Whatever the reason, it’s widespread. The authors of one small survey finding that 91 percent of adults admitted to picking from time to time. But that doesn’t mean it’s a good idea: Dutch researchers, among others, have found that nose-picking can spread infections.

8) The color of your mucus can tell you a lot

Mucus, in its natural state, is clear. But that doesn’t mean that colored mucus is necessarily a bad thing.

Grey, whitish, or yellowish mucus could simply be the result of dust, pollen, or other particles you’ve inhaled from the air around you. On the other hand, these colors can be a sign of an infection, as they can be caused by an excess of white blood cells or pus. And darker colors — like pink, red, or brown — can be a sign of bleeding in your nasal cavity.

9) Afrin is powerfully addictive

The nasal decongestant spray Afrin (which has the active ingredient Oxymetazoline) works really, really well. Too well.

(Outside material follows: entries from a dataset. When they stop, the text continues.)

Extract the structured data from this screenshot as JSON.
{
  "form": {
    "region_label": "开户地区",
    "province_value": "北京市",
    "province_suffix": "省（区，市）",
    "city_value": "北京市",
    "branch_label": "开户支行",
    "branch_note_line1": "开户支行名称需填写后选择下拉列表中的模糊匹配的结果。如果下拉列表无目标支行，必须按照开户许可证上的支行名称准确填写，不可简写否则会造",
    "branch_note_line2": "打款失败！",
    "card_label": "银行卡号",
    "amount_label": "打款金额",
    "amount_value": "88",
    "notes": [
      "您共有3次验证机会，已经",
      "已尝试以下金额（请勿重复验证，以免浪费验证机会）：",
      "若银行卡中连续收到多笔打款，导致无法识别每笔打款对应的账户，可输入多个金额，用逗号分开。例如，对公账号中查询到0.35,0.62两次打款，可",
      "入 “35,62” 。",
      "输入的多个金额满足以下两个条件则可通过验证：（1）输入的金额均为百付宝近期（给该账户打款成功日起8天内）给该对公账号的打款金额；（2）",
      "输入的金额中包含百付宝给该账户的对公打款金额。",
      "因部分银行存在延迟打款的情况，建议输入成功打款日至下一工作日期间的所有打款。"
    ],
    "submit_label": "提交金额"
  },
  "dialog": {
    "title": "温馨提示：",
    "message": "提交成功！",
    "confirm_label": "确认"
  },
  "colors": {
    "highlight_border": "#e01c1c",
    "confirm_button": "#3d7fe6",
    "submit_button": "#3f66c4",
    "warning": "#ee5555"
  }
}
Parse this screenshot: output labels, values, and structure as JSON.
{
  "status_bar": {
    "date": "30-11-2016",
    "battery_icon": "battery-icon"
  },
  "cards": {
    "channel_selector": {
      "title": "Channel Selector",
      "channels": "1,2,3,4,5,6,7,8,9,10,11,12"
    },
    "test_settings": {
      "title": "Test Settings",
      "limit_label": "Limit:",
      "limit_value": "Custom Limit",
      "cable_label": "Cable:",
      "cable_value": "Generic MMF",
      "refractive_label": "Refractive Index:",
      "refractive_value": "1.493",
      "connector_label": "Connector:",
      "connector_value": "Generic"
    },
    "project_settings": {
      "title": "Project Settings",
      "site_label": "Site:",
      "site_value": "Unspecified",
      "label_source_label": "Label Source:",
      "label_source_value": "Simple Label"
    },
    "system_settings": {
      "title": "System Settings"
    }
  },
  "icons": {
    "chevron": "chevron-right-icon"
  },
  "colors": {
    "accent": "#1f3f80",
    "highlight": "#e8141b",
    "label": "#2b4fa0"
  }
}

“It’s not just habit-forming,” Ellis says. “It’s totally addictive, because the lining of the nose becomes completely dependent on it.”

Afrin relieves congestion by cutting down on blood flow to the conchae, rapidly reducing swelling and opening up the nasal cavity. But soon after it wears off, it leads to rebound swelling, with the conchae getting even bigger than they were before. As a result, many people become totally dependent on Afrin, continuing to use it to fix congestion that it’s causing in the first place.

“Once you start spraying, you can’t stop,” Ellis says. “If you go more than three or four days, the nose becomes so dependent on that it’s almost like heroin.” Afrin bottles do have a fine print warning telling people not to use the medicine for more than three days, but so many people miss it that there are Afrin addiction support groups online. Ellis, among others, thinks the spray should be a prescription-only medicine.